The LRRK2-WAVE2 Interaction: Immune-mediated Phagocytosis in Parkinson’s disease
University of Ottawa
Parkinson’s disease (PD) is the second most common neurodegenerative disorder. It’s cause(s) are predominantly unknown, but exposure to harmful environmental factors (toxins or infections) can increase an individuals’ risk of developing PD. Additionally, a portion of PD cases are caused by mutations in specific genes, such as LRRK2. Unfortunately, understanding exactly how mutations in LRRK2 or exposure to harmful environmental factors can lead to PD is unknown. Recent studies show that LRRK2 plays an important role in the body’s immune cells. Our bodies have immune cells in both the peripheral and the central nervous system. These cells clean up unwanted debris, damaged cells and they fight off agents that can harm the body. However, in the process of cleaning up and disposing of these unwanted elements, and if they are over-activated, immune cells can also cause unintentional collateral damage to the surrounding tissue. Therefore, using immune cells from mice that have healthy or mutant forms of the LRRK2 gene, we will explore the effect of LRRK2 on the function of immune cells in the body. We are currently exploring the various activities of these cells and are testing for compounds that can target their function.
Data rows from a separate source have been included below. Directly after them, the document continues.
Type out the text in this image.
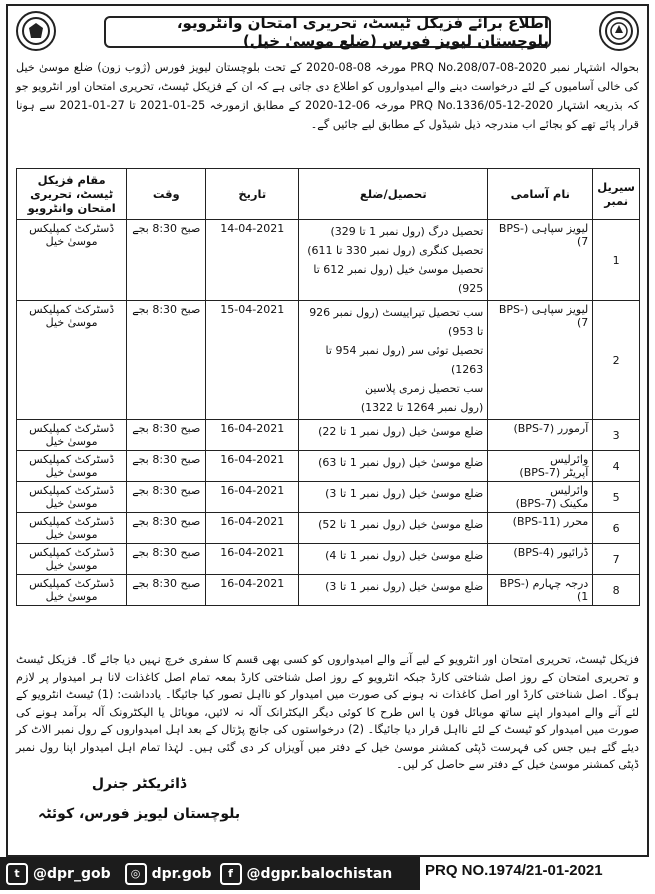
اطلاع برائے فزیکل ٹیسٹ، تحریری امتحان وانٹرویو، بلوچستان لیویز فورس (ضلع موسیٰ خیل)
بحوالہ اشتہار نمبر PRQ No.208/07-08-2020 مورخہ 08-08-2020 کے تحت بلوچستان لیویز فورس (ژوب زون) ضلع موسیٰ خیل کی خالی آسامیوں کے لئے درخواست دینے والے امیدواروں کو اطلاع دی جاتی ہے کہ ان کے فزیکل ٹیسٹ، تحریری امتحان اور انٹرویو جو کہ بذریعہ اشتہار PRQ No.1336/05-12-2020 مورخہ 06-12-2020 کے مطابق ازمورخہ 25-01-2021 تا 27-01-2021 سے ہونا قرار پائے تھے کو بجائے اب مندرجہ ذیل شیڈول کے مطابق لیے جائیں گے۔
سیریل نمبر	نام آسامی	تحصیل/ضلع	تاریخ	وقت	مقام فزیکل ٹیسٹ، تحریری امتحان وانٹرویو
1	لیویز سپاہی (BPS-7)	تحصیل درگ (رول نمبر 1 تا 329)
تحصیل کنگری (رول نمبر 330 تا 611)
تحصیل موسیٰ خیل (رول نمبر 612 تا 925)	14-04-2021	صبح 8:30 بجے	ڈسٹرکٹ کمپلیکس موسیٰ خیل
2	لیویز سپاہی (BPS-7)	سب تحصیل تیراییسٹ (رول نمبر 926 تا 953)
تحصیل توئی سر (رول نمبر 954 تا 1263)
سب تحصیل زمری پلاسین
(رول نمبر 1264 تا 1322)	15-04-2021	صبح 8:30 بجے	ڈسٹرکٹ کمپلیکس موسیٰ خیل
3	آرمورر (BPS-7)	ضلع موسیٰ خیل (رول نمبر 1 تا 22)	16-04-2021	صبح 8:30 بجے	ڈسٹرکٹ کمپلیکس موسیٰ خیل
4	وائرلیس
آپریٹر (BPS-7)	ضلع موسیٰ خیل (رول نمبر 1 تا 63)	16-04-2021	صبح 8:30 بجے	ڈسٹرکٹ کمپلیکس موسیٰ خیل
5	وائرلیس
مکینک (BPS-7)	ضلع موسیٰ خیل (رول نمبر 1 تا 3)	16-04-2021	صبح 8:30 بجے	ڈسٹرکٹ کمپلیکس موسیٰ خیل
6	محرر (BPS-11)	ضلع موسیٰ خیل (رول نمبر 1 تا 52)	16-04-2021	صبح 8:30 بجے	ڈسٹرکٹ کمپلیکس موسیٰ خیل
7	ڈرائیور (BPS-4)	ضلع موسیٰ خیل (رول نمبر 1 تا 4)	16-04-2021	صبح 8:30 بجے	ڈسٹرکٹ کمپلیکس موسیٰ خیل
8	درجہ چہارم (BPS-1)	ضلع موسیٰ خیل (رول نمبر 1 تا 3)	16-04-2021	صبح 8:30 بجے	ڈسٹرکٹ کمپلیکس موسیٰ خیل
فزیکل ٹیسٹ، تحریری امتحان اور انٹرویو کے لیے آنے والے امیدواروں کو کسی بھی قسم کا سفری خرچ نہیں دیا جائے گا۔ فزیکل ٹیسٹ و تحریری امتحان کے روز اصل شناختی کارڈ جبکہ انٹرویو کے روز اصل شناختی کارڈ بمعہ تمام اصل کاغذات لانا ہر امیدوار پر لازم ہوگا۔ اصل شناختی کارڈ اور اصل کاغذات نہ ہونے کی صورت میں امیدوار کو نااہل تصور کیا جائیگا۔ یادداشت: (1) ٹیسٹ انٹرویو کے لئے آنے والے امیدوار اپنے ساتھ موبائل فون یا اس طرح کا کوئی دیگر الیکٹرانک آلہ نہ لائیں، موبائل یا الیکٹرونک آلہ برآمد ہونے کی صورت میں امیدوار کو ٹیسٹ کے لئے نااہل قرار دیا جائیگا۔ (2) درخواستوں کی جانچ پڑتال کے بعد اہل امیدواروں کے رول نمبر الاٹ کر دیئے گئے ہیں جس کی فہرست ڈپٹی کمشنر موسیٰ خیل کے دفتر میں آویزاں کر دی گئی ہیں۔ لہٰذا تمام اہل امیدوار اپنا رول نمبر ڈپٹی کمشنر موسیٰ خیل کے دفتر سے حاصل کر لیں۔
ڈائریکٹر جنرل
بلوچستان لیویز فورس، کوئٹہ
t @dpr_gob	◎ dpr.gob	f @dgpr.balochistan PRQ NO.1974/21-01-2021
Relevance to the acceleration of therapeutics for neurodegenerative diseases of aging
There are very promising aspects to this proposal. Firstly, the immune system response in Parkinson’s disease has been observed, but generally considered a secondary consequence of disease. However, we are exploring whether the immune system can actually contribute to the development of PD, giving us new pathways and targets. We are also identifying immune alterations that are readily detectable and which can be exploited for high-throughput compound screening. Lastly, since LRRK2 is: the most common genetic cause of PD, found in sporadic cases, and is clinically indistinguishable from idiopathic PD – our findings may be applicable to the general population.
We expect to fully characterize the functions of the immune cells with LRRK2 to test whether candidate compounds can act on it. Current therapeutics are employed once clinical symptoms have started and they do not halt or slow disease progression. However, with a validated target mechanism, we can assess its involvement in causing or advancing disease and can test early interventional strategies that may slow its course. Working with LRRK2 encourages pharmaceutical developers to continue pursuing avenues to create and deliver LRRK2 acting drugs to the central nervous system, since existing compounds do not cross the blood-brain barrier.